Both appreciate the need for people to speak English. But they were passionate about the importance of promoting Irish.
Earlier this year when Conchúr Ó Giollagáin, head of the language planning unit at Acadamh na hOllscolaíochta Gaeilge, Co. na Gaillimhe, was at the pobalscoil, he said now was the time for change. “Hopefully some day we will come out of the economic recession, but linguistic crises don’t wait,” he said. “They have to be solved when they occur. Twenty years down the road will be too late.”

He described a stark future: “A laissez-faire attitude toward current policy endeavours will see the demise of the Gaeltacht as a linguistic and cultural entity,” Conchúr said.

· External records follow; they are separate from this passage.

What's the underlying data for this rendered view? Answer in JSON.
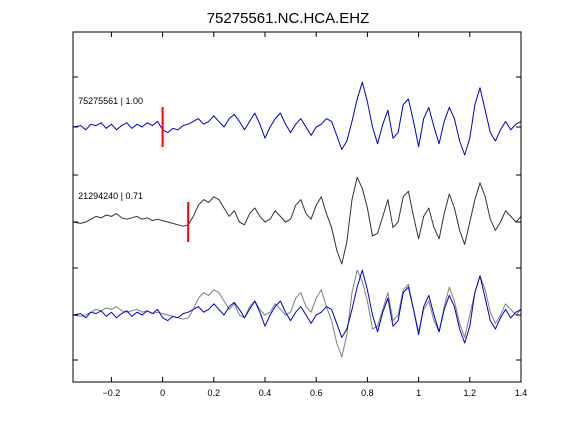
{
  "chart_data": {
    "type": "line",
    "title": "75275561.NC.HCA.EHZ",
    "xlabel": "",
    "ylabel": "",
    "xlim": [
      -0.35,
      1.4
    ],
    "x_ticks": [
      -0.2,
      0,
      0.2,
      0.4,
      0.6,
      0.8,
      1,
      1.2,
      1.4
    ],
    "x_tick_labels": [
      "−0.2",
      "0",
      "0.2",
      "0.4",
      "0.6",
      "0.8",
      "1",
      "1.2",
      "1.4"
    ],
    "grid": false,
    "colors": {
      "blue": "#0000cc",
      "dark": "#333333",
      "gray": "#7f7f7f",
      "pick": "#ff0000"
    },
    "annotations": [
      {
        "text": "75275561 | 1.00",
        "x": -0.33,
        "trace": 0
      },
      {
        "text": "21294240 | 0.71",
        "x": -0.33,
        "trace": 1
      }
    ],
    "picks": [
      {
        "x": 0.0,
        "trace": 0
      },
      {
        "x": 0.1,
        "trace": 1
      }
    ],
    "series": [
      {
        "color": "blue",
        "x": [
          -0.35,
          -0.32,
          -0.3,
          -0.28,
          -0.26,
          -0.24,
          -0.22,
          -0.2,
          -0.18,
          -0.16,
          -0.14,
          -0.12,
          -0.1,
          -0.08,
          -0.06,
          -0.04,
          -0.02,
          0,
          0.02,
          0.04,
          0.06,
          0.08,
          0.1,
          0.12,
          0.14,
          0.16,
          0.18,
          0.2,
          0.22,
          0.24,
          0.26,
          0.28,
          0.3,
          0.32,
          0.34,
          0.36,
          0.38,
          0.4,
          0.42,
          0.44,
          0.46,
          0.48,
          0.5,
          0.52,
          0.54,
          0.56,
          0.58,
          0.6,
          0.62,
          0.64,
          0.66,
          0.68,
          0.7,
          0.72,
          0.74,
          0.76,
          0.78,
          0.8,
          0.82,
          0.84,
          0.86,
          0.88,
          0.9,
          0.92,
          0.94,
          0.96,
          0.98,
          1,
          1.02,
          1.04,
          1.06,
          1.08,
          1.1,
          1.12,
          1.14,
          1.16,
          1.18,
          1.2,
          1.22,
          1.24,
          1.26,
          1.28,
          1.3,
          1.32,
          1.34,
          1.36,
          1.38,
          1.4
        ],
        "y": [
          0.0,
          0.05,
          -0.1,
          0.1,
          0.05,
          0.15,
          -0.05,
          0.1,
          -0.1,
          0.05,
          0.15,
          -0.05,
          0.1,
          0.0,
          0.15,
          0.05,
          0.2,
          -0.1,
          -0.2,
          -0.05,
          -0.1,
          0.05,
          0.1,
          0.2,
          0.3,
          0.1,
          0.2,
          0.4,
          0.2,
          0.0,
          0.3,
          0.45,
          0.2,
          -0.1,
          0.2,
          0.5,
          0.1,
          -0.4,
          0.0,
          0.3,
          0.5,
          0.1,
          -0.2,
          0.1,
          0.3,
          0.0,
          -0.3,
          0.0,
          0.1,
          0.3,
          0.2,
          -0.3,
          -0.8,
          -0.5,
          0.2,
          1.0,
          1.6,
          0.9,
          0.0,
          -0.6,
          0.1,
          0.6,
          -0.4,
          -0.2,
          0.8,
          1.0,
          0.2,
          -0.7,
          0.3,
          0.7,
          0.0,
          -0.6,
          0.2,
          0.7,
          0.3,
          -0.5,
          -1.0,
          -0.4,
          0.8,
          1.4,
          0.6,
          -0.2,
          -0.5,
          -0.1,
          0.2,
          -0.1,
          0.1,
          0.2
        ]
      },
      {
        "color": "dark",
        "x": [
          -0.35,
          -0.32,
          -0.3,
          -0.28,
          -0.26,
          -0.24,
          -0.22,
          -0.2,
          -0.18,
          -0.16,
          -0.14,
          -0.12,
          -0.1,
          -0.08,
          -0.06,
          -0.04,
          -0.02,
          0,
          0.02,
          0.04,
          0.06,
          0.08,
          0.1,
          0.12,
          0.14,
          0.16,
          0.18,
          0.2,
          0.22,
          0.24,
          0.26,
          0.28,
          0.3,
          0.32,
          0.34,
          0.36,
          0.38,
          0.4,
          0.42,
          0.44,
          0.46,
          0.48,
          0.5,
          0.52,
          0.54,
          0.56,
          0.58,
          0.6,
          0.62,
          0.64,
          0.66,
          0.68,
          0.7,
          0.72,
          0.74,
          0.76,
          0.78,
          0.8,
          0.82,
          0.84,
          0.86,
          0.88,
          0.9,
          0.92,
          0.94,
          0.96,
          0.98,
          1,
          1.02,
          1.04,
          1.06,
          1.08,
          1.1,
          1.12,
          1.14,
          1.16,
          1.18,
          1.2,
          1.22,
          1.24,
          1.26,
          1.28,
          1.3,
          1.32,
          1.34,
          1.36,
          1.38,
          1.4
        ],
        "y": [
          0.0,
          -0.05,
          0.0,
          0.1,
          0.2,
          0.15,
          0.25,
          0.2,
          0.3,
          0.15,
          0.1,
          0.15,
          0.2,
          0.1,
          0.15,
          0.05,
          0.1,
          0.05,
          0.0,
          -0.05,
          -0.1,
          -0.15,
          -0.1,
          0.2,
          0.6,
          0.8,
          0.7,
          0.9,
          0.8,
          0.5,
          0.2,
          0.4,
          0.0,
          -0.1,
          0.3,
          0.5,
          0.2,
          0.0,
          0.1,
          0.4,
          0.2,
          0.0,
          0.1,
          0.6,
          0.8,
          0.3,
          0.1,
          0.6,
          0.9,
          0.3,
          -0.2,
          -1.0,
          -1.5,
          -0.7,
          0.8,
          1.6,
          1.2,
          0.5,
          -0.5,
          -0.4,
          0.2,
          0.8,
          -0.2,
          0.0,
          0.9,
          1.1,
          0.2,
          -0.6,
          0.2,
          0.5,
          -0.2,
          -0.6,
          0.3,
          1.0,
          0.5,
          -0.3,
          -0.8,
          0.0,
          0.8,
          1.4,
          0.9,
          0.1,
          -0.3,
          0.0,
          0.4,
          0.2,
          0.0,
          0.2
        ]
      },
      {
        "color": "gray",
        "x": [
          -0.35,
          -0.32,
          -0.3,
          -0.28,
          -0.26,
          -0.24,
          -0.22,
          -0.2,
          -0.18,
          -0.16,
          -0.14,
          -0.12,
          -0.1,
          -0.08,
          -0.06,
          -0.04,
          -0.02,
          0,
          0.02,
          0.04,
          0.06,
          0.08,
          0.1,
          0.12,
          0.14,
          0.16,
          0.18,
          0.2,
          0.22,
          0.24,
          0.26,
          0.28,
          0.3,
          0.32,
          0.34,
          0.36,
          0.38,
          0.4,
          0.42,
          0.44,
          0.46,
          0.48,
          0.5,
          0.52,
          0.54,
          0.56,
          0.58,
          0.6,
          0.62,
          0.64,
          0.66,
          0.68,
          0.7,
          0.72,
          0.74,
          0.76,
          0.78,
          0.8,
          0.82,
          0.84,
          0.86,
          0.88,
          0.9,
          0.92,
          0.94,
          0.96,
          0.98,
          1,
          1.02,
          1.04,
          1.06,
          1.08,
          1.1,
          1.12,
          1.14,
          1.16,
          1.18,
          1.2,
          1.22,
          1.24,
          1.26,
          1.28,
          1.3,
          1.32,
          1.34,
          1.36,
          1.38,
          1.4
        ],
        "y": [
          0.0,
          -0.05,
          0.0,
          0.1,
          0.2,
          0.15,
          0.25,
          0.2,
          0.3,
          0.15,
          0.1,
          0.15,
          0.2,
          0.1,
          0.15,
          0.05,
          0.1,
          0.05,
          0.0,
          -0.05,
          -0.1,
          -0.15,
          -0.1,
          0.2,
          0.6,
          0.8,
          0.7,
          0.9,
          0.8,
          0.5,
          0.2,
          0.4,
          0.0,
          -0.1,
          0.3,
          0.5,
          0.2,
          0.0,
          0.1,
          0.4,
          0.2,
          0.0,
          0.1,
          0.6,
          0.8,
          0.3,
          0.1,
          0.6,
          0.9,
          0.3,
          -0.2,
          -1.0,
          -1.5,
          -0.7,
          0.8,
          1.6,
          1.2,
          0.5,
          -0.5,
          -0.4,
          0.2,
          0.8,
          -0.2,
          0.0,
          0.9,
          1.1,
          0.2,
          -0.6,
          0.2,
          0.5,
          -0.2,
          -0.6,
          0.3,
          1.0,
          0.5,
          -0.3,
          -0.8,
          0.0,
          0.8,
          1.4,
          0.9,
          0.1,
          -0.3,
          0.0,
          0.4,
          0.2,
          0.0,
          0.2
        ]
      },
      {
        "color": "blue",
        "x": [
          -0.35,
          -0.32,
          -0.3,
          -0.28,
          -0.26,
          -0.24,
          -0.22,
          -0.2,
          -0.18,
          -0.16,
          -0.14,
          -0.12,
          -0.1,
          -0.08,
          -0.06,
          -0.04,
          -0.02,
          0,
          0.02,
          0.04,
          0.06,
          0.08,
          0.1,
          0.12,
          0.14,
          0.16,
          0.18,
          0.2,
          0.22,
          0.24,
          0.26,
          0.28,
          0.3,
          0.32,
          0.34,
          0.36,
          0.38,
          0.4,
          0.42,
          0.44,
          0.46,
          0.48,
          0.5,
          0.52,
          0.54,
          0.56,
          0.58,
          0.6,
          0.62,
          0.64,
          0.66,
          0.68,
          0.7,
          0.72,
          0.74,
          0.76,
          0.78,
          0.8,
          0.82,
          0.84,
          0.86,
          0.88,
          0.9,
          0.92,
          0.94,
          0.96,
          0.98,
          1,
          1.02,
          1.04,
          1.06,
          1.08,
          1.1,
          1.12,
          1.14,
          1.16,
          1.18,
          1.2,
          1.22,
          1.24,
          1.26,
          1.28,
          1.3,
          1.32,
          1.34,
          1.36,
          1.38,
          1.4
        ],
        "y": [
          0.0,
          0.05,
          -0.1,
          0.1,
          0.05,
          0.15,
          -0.05,
          0.1,
          -0.1,
          0.05,
          0.15,
          -0.05,
          0.1,
          0.0,
          0.15,
          0.05,
          0.2,
          -0.1,
          -0.2,
          -0.05,
          -0.1,
          0.05,
          0.1,
          0.2,
          0.3,
          0.1,
          0.2,
          0.4,
          0.2,
          0.0,
          0.3,
          0.45,
          0.2,
          -0.1,
          0.2,
          0.5,
          0.1,
          -0.4,
          0.0,
          0.3,
          0.5,
          0.1,
          -0.2,
          0.1,
          0.3,
          0.0,
          -0.3,
          0.0,
          0.1,
          0.3,
          0.2,
          -0.3,
          -0.8,
          -0.5,
          0.2,
          1.0,
          1.6,
          0.9,
          0.0,
          -0.6,
          0.1,
          0.6,
          -0.4,
          -0.2,
          0.8,
          1.0,
          0.2,
          -0.7,
          0.3,
          0.7,
          0.0,
          -0.6,
          0.2,
          0.7,
          0.3,
          -0.5,
          -1.0,
          -0.4,
          0.8,
          1.4,
          0.6,
          -0.2,
          -0.5,
          -0.1,
          0.2,
          -0.1,
          0.1,
          0.2
        ]
      }
    ]
  }
}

Brídín and Simon remain hopeful about the future of Gaeltacht. Simon said that he does not think there will be much change in the Gaeltacht in 10 years’ time. He does not see a great surge, but he does not see a great decline, either. Though sometimes he wishes he were better able to help others to feel as passionately as he feels about the language.
Brídín spoke of a recent night at the local GAA, where about 80 per cent of the young people who signed in had signed their names in Irish. “It was good to see,” she said. She mentioned a 4-year-old girl whose first language was Irish and what had difficulties with English. Brídín knows the girl will learn English, but she was delighted to see a youngster so immersed in Irish.

“It lifts your spirits,” she said. And she says she will remain hopeful.
“You can’t get anywhere without hope,” Brídín said. “I hope people realise how precious it is to have our own language.”